Se só instala patches após saber de uma nova vulnerabilidade, a sua segurança está realmente atualizada? Apenas corrigir de forma reativa não constitui uma gestão de risco adequada, especialmente nos ambientes distribuídos e de BYOD de hoje.
No entanto, esta falha não é uma crítica às capacidades da vossa equipa de TI. Pelo contrário, é um problema de fluxo de trabalho que pode ser resolvido com visibilidade contínua, priorização e automação.
Com isso em mente, vamos explorar como passar de correções reativas para uma gestão de riscos proativa, como essa mudança se manifesta na prática e como as equipas de TI podem operacionalizá-la em grande escala.
Por que a correção reativa mantém as equipas de TI em modo de combate a incêndios
Embora manter dispositivos e aplicações totalmente atualizados seja importante, a correção reativa é uma corrida constante para estar à frente das vulnerabilidades. Isto significa que, assim que uma correção é lançada, os agentes de TI devem apressar-se para obtê-la aprovada e implementada em vários dispositivos, resultando em processos longos de gestão de um grande número de dispositivos.
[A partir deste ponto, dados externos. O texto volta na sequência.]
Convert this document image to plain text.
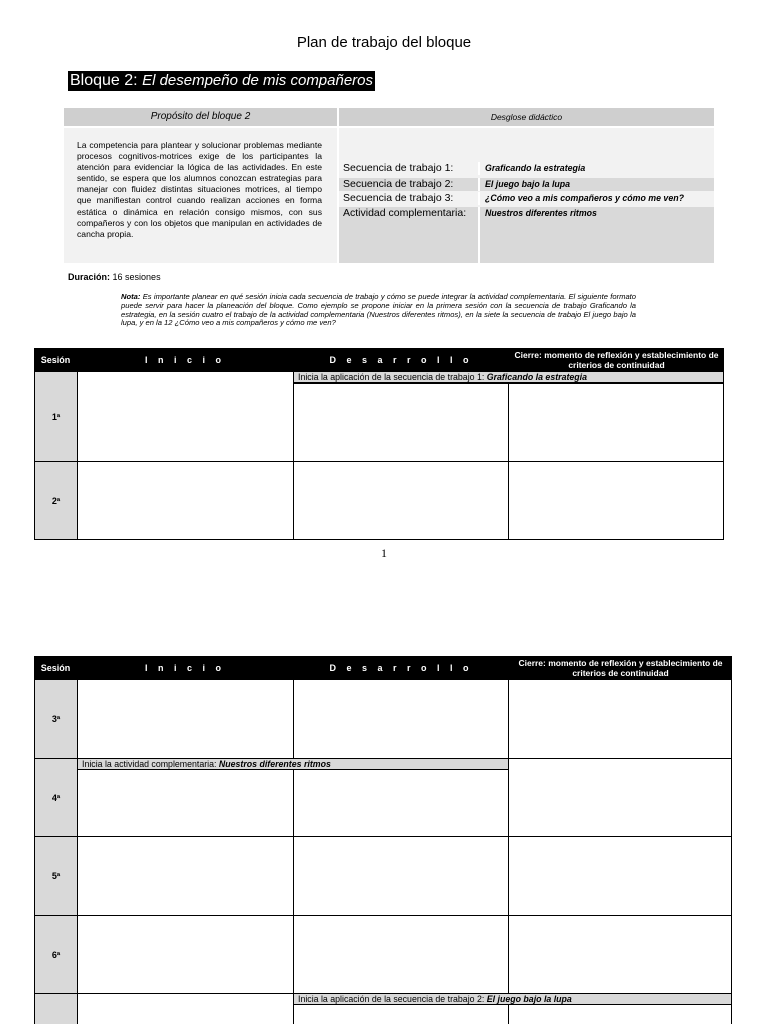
Plan de trabajo del bloque
Bloque 2: El desempeño de mis compañeros
Propósito del bloque 2	Desglose didáctico
La competencia para plantear y solucionar problemas mediante procesos cognitivos-motrices exige de los participantes la atención para evidenciar la lógica de las actividades. En este sentido, se espera que los alumnos conozcan estrategias para manejar con fluidez distintas situaciones motrices, al tiempo que manifiestan control cuando realizan acciones en forma estática o dinámica en relación consigo mismos, con sus compañeros y con los objetos que manipulan en actividades de cancha propia.
Secuencia de trabajo 1:	Graficando la estrategia
Secuencia de trabajo 2:	El juego bajo la lupa
Secuencia de trabajo 3:	¿Cómo veo a mis compañeros y cómo me ven?
Actividad complementaria: Nuestros diferentes ritmos
Duración: 16 sesiones
Nota: Es importante planear en qué sesión inicia cada secuencia de trabajo y cómo se puede integrar la actividad complementaria. El siguiente formato puede servir para hacer la planeación del bloque. Como ejemplo se propone iniciar en la primera sesión con la secuencia de trabajo Graficando la estrategia, en la sesión cuatro el trabajo de la actividad complementaria (Nuestros diferentes ritmos), en la siete la secuencia de trabajo El juego bajo la lupa, y en la 12 ¿Cómo veo a mis compañeros y cómo me ven?
Sesión	I n i c i o	D e s a r r o l l o	Cierre: momento de reflexión y establecimiento de criterios de continuidad
Inicia la aplicación de la secuencia de trabajo 1: Graficando la estrategia
1ª
2ª
1
Sesión	I n i c i o	D e s a r r o l l o	Cierre: momento de reflexión y establecimiento de criterios de continuidad
3ª
4ª
Inicia la actividad complementaria: Nuestros diferentes ritmos
5ª
6ª
Inicia la aplicación de la secuencia de trabajo 2: El juego bajo la lupa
Embora ciclos como Patch Tuesday e lançamentos similares possam ajudar a centralizar e lançar todos os patches de uma vez, eles também podem criar grandes atrasos com contexto limitado para cada patch. Isso leva a um senso de urgência e falta de estratégia ou priorização para a implementação de patches.
Com isso dito, qual é a diferença entre correção reativa e gestão proativa de patches? Sinais comuns de correção reativa incluem:
Corrigir apenas após alertas ou incidentes, em vez de proativamente manter tudo atualizado.
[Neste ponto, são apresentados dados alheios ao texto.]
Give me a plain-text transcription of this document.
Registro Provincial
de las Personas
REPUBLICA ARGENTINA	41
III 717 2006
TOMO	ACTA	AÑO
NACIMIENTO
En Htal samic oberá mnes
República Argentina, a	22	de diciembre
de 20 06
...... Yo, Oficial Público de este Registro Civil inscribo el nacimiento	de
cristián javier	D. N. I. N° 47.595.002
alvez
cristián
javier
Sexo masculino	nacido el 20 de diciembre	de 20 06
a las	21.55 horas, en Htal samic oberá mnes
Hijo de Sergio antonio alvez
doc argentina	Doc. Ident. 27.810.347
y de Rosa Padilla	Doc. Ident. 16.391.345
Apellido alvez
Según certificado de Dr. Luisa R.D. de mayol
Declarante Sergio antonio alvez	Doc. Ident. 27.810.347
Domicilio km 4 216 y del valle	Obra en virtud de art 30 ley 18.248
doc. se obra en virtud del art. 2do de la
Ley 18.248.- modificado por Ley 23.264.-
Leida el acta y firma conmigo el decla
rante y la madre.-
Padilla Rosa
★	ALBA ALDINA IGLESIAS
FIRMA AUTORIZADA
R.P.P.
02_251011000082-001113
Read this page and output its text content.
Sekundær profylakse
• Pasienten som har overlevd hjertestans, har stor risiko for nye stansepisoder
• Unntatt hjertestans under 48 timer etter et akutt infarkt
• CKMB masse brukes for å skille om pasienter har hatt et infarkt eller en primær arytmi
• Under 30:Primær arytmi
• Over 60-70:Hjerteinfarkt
Tratar todas as vulnerabilidades como iguais, em oposição a priorizar os patches e vulnerabilidades mais críticos.
Confiar em verificações manuais ou ferramentas atrasadas, em vez de monitoramento e atualizações em tempo real.
Falta de responsabilidade entre TI e segurança, em vez de ter responsabilidades claras definidas.
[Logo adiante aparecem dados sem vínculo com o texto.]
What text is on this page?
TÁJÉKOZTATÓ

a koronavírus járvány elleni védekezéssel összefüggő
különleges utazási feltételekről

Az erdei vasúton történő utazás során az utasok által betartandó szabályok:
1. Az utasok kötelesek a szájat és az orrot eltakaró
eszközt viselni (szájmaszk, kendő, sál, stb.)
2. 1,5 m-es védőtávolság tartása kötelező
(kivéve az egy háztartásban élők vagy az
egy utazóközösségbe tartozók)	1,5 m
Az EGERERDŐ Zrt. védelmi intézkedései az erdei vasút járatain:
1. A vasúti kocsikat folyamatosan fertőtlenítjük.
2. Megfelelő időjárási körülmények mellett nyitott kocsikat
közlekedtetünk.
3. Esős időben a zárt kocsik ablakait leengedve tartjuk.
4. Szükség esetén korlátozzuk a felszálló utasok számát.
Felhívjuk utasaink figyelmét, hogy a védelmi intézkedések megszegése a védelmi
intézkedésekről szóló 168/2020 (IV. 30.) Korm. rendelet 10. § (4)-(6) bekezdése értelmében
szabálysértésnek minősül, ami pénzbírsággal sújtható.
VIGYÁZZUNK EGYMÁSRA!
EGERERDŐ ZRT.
A Lacuna Entre a Correção e a Gestão de Riscos
Embora manter-se atualizado com os patches seja importante para segurança, conformidade de TI e gestão de risco, é apenas uma peça do quebra-cabeças e deve ser considerado dentro do contexto mais amplo da sua postura geral de segurança.
Patches não são equivalentes a redução de risco
As Vulnerabilidades e Exposições Comuns (CVEs) são um elemento importante para avaliar o risco, mas as contagens de CVE, por si, são um fraco indicador de exposição real. As equipas de TI e segurança também precisam considerar fatores como a explorabilidade e o impacto dos ativos afetados para avaliar corretamente o risco e priorizar quais vulnerabilidades abordar primeiro.
A Visibilidade Pontual Deteriora-se Rapidamente
A segurança exige uma visibilidade contínua e em tempo real, não apenas instantâneos de momentos específicos. Scans semanais, mensais ou (ainda pior) trimestrais falham em ambientes modernos e dinâmicos, e criam grandes lacunas na visibilidade onde vulnerabilidades podem persistir despercebidas entre os scans. Adicione a isto o risco imposto por dispositivos não geridos, juntamente com os riscos adicionais que aceita com cada aplicação de terceiros, e precisa de visibilidade contínua para proteger os seus endpoints e a rede.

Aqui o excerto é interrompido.